ところが、明軍の強力な援軍に加え、李舜臣など優れた将軍も登場して、日本は追い込まれました。

李舜臣(りしゅんしん、イスンシン)は、かなりの名将で、日本軍撃退の原動力となりました。

この「日本軍が追い込まれて、事実上敗北した」事実を「後悔」という表現踏まえて書きましょう。

問5の答え(解答例)

A.大名たちは勇んで朝鮮侵攻したが、明軍と朝鮮軍の反撃に敗北を喫し、多数の死傷者が出て多額の費用がかかったものの、得るものが何もなかったこと。(最も良い例:「後悔」が説明されている)

B.国内で合戦がなくなり「戦いを望む」将兵たちは勇んで朝鮮で戦ったが、明の大軍勢や朝鮮の反撃により、敗北を喫したこと。(最も良い例:問4との関係がある)

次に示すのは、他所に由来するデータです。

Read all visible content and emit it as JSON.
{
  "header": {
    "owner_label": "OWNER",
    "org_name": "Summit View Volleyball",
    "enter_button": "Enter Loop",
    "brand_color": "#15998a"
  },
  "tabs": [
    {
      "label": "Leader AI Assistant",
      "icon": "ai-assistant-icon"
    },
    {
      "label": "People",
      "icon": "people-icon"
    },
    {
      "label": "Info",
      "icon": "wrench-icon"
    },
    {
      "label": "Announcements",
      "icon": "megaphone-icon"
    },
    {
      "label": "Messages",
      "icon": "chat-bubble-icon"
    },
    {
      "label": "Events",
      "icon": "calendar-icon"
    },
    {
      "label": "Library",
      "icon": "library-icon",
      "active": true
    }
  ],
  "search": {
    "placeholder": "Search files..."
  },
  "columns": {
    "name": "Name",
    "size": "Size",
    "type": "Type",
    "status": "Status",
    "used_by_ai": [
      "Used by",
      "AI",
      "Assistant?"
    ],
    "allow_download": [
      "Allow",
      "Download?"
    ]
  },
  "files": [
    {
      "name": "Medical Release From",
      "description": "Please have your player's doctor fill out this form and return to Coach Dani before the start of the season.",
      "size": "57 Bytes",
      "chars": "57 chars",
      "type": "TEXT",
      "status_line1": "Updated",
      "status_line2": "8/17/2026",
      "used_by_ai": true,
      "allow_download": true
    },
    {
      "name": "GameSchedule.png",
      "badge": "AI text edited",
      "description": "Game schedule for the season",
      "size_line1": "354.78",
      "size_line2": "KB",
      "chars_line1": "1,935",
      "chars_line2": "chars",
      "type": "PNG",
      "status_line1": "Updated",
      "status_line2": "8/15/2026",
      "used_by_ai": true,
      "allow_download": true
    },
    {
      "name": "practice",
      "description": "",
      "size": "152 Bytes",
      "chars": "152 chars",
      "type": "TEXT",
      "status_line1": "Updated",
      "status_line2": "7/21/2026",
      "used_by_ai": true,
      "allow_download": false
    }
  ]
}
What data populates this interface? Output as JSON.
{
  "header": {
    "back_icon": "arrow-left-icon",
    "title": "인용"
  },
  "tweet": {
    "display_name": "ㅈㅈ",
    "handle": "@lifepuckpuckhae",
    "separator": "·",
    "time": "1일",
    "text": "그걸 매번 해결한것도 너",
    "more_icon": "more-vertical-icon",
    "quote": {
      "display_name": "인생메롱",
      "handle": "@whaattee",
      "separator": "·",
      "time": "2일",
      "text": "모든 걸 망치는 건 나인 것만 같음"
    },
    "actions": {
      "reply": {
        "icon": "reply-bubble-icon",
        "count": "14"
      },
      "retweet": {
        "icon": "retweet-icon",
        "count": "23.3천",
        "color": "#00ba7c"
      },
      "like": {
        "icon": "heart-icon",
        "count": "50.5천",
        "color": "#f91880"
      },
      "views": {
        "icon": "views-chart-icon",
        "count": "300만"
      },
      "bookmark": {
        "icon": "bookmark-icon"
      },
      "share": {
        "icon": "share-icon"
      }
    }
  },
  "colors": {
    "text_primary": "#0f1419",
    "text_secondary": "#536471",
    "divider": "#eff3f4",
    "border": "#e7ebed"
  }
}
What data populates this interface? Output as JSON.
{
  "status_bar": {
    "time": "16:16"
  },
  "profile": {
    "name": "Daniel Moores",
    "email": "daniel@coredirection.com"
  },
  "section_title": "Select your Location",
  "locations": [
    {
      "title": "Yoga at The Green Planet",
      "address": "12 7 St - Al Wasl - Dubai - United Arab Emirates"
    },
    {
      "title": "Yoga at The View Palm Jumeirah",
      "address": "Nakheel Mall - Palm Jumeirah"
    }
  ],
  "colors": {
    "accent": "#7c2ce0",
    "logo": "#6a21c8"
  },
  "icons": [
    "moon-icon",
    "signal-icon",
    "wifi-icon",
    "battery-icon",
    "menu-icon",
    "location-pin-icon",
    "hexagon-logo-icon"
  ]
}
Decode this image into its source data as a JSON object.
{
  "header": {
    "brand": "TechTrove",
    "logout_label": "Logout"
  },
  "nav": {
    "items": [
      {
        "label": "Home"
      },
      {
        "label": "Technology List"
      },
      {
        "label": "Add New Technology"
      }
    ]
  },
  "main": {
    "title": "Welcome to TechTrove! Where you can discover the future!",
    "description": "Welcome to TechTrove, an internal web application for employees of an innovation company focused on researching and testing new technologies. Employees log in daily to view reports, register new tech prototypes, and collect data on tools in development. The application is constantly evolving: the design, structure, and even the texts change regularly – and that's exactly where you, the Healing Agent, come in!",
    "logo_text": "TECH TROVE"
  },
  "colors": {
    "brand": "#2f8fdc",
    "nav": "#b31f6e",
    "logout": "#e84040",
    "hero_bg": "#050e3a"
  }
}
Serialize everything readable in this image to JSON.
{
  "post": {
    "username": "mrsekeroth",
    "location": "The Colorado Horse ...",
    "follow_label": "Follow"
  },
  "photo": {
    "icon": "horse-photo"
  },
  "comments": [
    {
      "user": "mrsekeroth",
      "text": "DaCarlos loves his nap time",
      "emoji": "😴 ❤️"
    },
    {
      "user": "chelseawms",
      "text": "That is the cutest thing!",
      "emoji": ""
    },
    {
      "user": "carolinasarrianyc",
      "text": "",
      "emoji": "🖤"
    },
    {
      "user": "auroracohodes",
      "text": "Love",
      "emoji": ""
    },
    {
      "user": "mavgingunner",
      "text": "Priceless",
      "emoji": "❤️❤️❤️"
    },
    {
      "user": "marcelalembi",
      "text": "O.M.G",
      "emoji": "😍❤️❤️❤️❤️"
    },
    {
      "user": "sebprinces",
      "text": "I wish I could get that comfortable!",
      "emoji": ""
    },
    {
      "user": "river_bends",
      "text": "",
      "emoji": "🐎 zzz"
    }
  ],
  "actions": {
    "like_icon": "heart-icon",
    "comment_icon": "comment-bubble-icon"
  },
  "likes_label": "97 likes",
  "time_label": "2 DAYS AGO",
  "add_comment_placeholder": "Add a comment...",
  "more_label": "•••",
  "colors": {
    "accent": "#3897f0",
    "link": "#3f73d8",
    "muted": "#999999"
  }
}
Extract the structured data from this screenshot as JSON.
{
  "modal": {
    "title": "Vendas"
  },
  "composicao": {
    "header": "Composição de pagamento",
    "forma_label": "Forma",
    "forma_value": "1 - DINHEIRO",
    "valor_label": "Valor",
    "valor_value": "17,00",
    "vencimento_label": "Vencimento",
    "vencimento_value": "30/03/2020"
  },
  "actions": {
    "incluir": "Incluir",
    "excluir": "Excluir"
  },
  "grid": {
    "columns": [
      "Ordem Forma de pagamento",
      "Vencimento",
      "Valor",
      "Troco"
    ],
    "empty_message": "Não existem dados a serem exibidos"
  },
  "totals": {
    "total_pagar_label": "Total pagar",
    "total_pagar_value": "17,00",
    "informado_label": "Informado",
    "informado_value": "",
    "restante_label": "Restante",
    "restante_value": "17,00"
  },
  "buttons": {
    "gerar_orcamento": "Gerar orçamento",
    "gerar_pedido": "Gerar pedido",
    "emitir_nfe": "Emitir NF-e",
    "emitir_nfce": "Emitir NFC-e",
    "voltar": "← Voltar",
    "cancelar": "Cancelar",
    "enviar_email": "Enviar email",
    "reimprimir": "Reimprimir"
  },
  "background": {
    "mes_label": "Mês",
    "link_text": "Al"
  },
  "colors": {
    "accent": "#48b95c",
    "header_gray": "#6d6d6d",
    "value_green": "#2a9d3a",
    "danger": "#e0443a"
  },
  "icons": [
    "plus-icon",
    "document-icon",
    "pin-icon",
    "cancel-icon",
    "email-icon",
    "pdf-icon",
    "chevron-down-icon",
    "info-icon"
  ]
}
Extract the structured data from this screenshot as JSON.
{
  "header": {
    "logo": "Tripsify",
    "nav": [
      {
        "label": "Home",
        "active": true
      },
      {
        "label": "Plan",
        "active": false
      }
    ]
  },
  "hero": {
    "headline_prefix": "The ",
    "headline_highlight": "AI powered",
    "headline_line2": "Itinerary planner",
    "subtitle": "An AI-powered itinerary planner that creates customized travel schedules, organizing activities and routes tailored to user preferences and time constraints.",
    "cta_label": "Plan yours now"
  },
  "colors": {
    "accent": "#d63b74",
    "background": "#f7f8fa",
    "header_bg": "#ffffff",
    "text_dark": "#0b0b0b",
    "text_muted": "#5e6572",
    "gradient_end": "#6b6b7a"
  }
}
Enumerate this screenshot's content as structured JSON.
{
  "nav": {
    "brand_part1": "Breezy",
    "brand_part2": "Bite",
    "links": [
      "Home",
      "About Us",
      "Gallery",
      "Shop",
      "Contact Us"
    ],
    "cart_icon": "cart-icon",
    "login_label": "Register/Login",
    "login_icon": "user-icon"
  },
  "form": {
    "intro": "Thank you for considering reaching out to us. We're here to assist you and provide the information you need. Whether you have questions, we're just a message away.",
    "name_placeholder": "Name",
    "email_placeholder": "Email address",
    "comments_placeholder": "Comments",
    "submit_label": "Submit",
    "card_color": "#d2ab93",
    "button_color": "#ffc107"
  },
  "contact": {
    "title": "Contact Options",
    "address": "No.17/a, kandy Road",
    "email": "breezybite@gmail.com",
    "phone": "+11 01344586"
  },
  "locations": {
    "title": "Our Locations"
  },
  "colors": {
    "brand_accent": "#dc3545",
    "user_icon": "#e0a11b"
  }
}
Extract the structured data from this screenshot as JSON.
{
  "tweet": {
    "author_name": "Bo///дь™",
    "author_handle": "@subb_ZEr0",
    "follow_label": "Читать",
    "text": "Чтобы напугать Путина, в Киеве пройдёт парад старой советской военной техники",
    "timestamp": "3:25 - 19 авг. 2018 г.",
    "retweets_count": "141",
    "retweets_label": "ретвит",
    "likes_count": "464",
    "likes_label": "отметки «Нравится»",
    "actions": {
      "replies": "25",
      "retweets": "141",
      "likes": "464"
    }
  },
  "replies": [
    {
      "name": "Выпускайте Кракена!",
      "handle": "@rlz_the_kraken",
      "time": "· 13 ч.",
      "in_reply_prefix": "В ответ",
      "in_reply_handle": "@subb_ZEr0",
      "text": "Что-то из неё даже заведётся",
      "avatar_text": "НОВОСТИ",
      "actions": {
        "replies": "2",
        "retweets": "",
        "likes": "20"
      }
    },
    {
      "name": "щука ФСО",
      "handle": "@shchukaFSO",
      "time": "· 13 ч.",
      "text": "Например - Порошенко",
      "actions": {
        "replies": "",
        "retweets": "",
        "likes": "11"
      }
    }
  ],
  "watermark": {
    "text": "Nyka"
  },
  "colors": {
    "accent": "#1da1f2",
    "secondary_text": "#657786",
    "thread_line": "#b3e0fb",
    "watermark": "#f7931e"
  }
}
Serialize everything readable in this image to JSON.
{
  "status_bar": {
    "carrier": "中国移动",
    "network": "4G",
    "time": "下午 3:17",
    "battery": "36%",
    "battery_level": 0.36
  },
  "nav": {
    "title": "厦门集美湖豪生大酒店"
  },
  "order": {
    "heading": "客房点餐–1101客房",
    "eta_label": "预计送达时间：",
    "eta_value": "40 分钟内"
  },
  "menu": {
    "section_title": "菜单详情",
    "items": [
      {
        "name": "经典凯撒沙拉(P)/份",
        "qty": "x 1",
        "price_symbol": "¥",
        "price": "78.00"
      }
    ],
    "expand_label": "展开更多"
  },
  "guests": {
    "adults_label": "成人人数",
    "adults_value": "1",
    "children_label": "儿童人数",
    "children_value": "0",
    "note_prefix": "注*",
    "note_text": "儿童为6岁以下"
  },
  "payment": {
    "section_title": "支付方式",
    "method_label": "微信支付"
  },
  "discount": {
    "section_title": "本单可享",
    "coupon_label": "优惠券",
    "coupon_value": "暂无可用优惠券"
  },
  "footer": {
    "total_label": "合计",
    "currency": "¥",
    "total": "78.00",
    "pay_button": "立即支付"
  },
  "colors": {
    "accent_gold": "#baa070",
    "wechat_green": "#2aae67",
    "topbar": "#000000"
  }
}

C.緒戦は日本軍が勝利し続けたが、朝鮮への明国からの援軍も加わり、反撃されて徐々に追い込まれて最終的に日本が敗北したこと。(良い例:「後悔」の説明ないが、経緯は良い)

D.日本の戦国大名たちが朝鮮で大いに戦ったものの、最終的に敗北したこと。(やや悪い例:「後悔」の説明がない)

E.日本が負けたこと。(悪い例:簡単すぎて、「後悔させられた」経緯が不明)

記述は「まずは書くこと」が大事で、簡潔なことが望まれます。

上記の「最も良い例」A,B「良い例」Cを簡潔にして、下記でも良いでしょう。

問5の答え(簡潔な解答例)

・朝鮮侵攻した諸大名は敗北し、多数の死傷者が出てお金がかかったが何も得られなかったこと。(最も良い例:「後悔」が説明されている)

・「戦いの恩賞」望む将兵は朝鮮でよく戦ったが、朝鮮軍と明軍の反撃で敗北し戦果がなかったこと。(最も良い例:問4との関係がある)

・緒戦は日本軍が勝利したが、朝鮮軍と明軍から反撃され、日本が敗北したこと。(良い例)

合否を分ける記述は「大事なポイントを簡潔に説明する」ことです。

記述の解答欄のサイズ・文字数などにもよりますが、まずは記述に慣れることが大事です。

それには、自分なりに「解答例を真似る」など書いてみましょう。

書いてみれば、

こんな感じで
書けば良いのかな・・・

こういう風に
まとめればいいんだ・・・

「自分なりの書き方」や独自の発想が生まれて、少しずつ書けるようになるでしょう。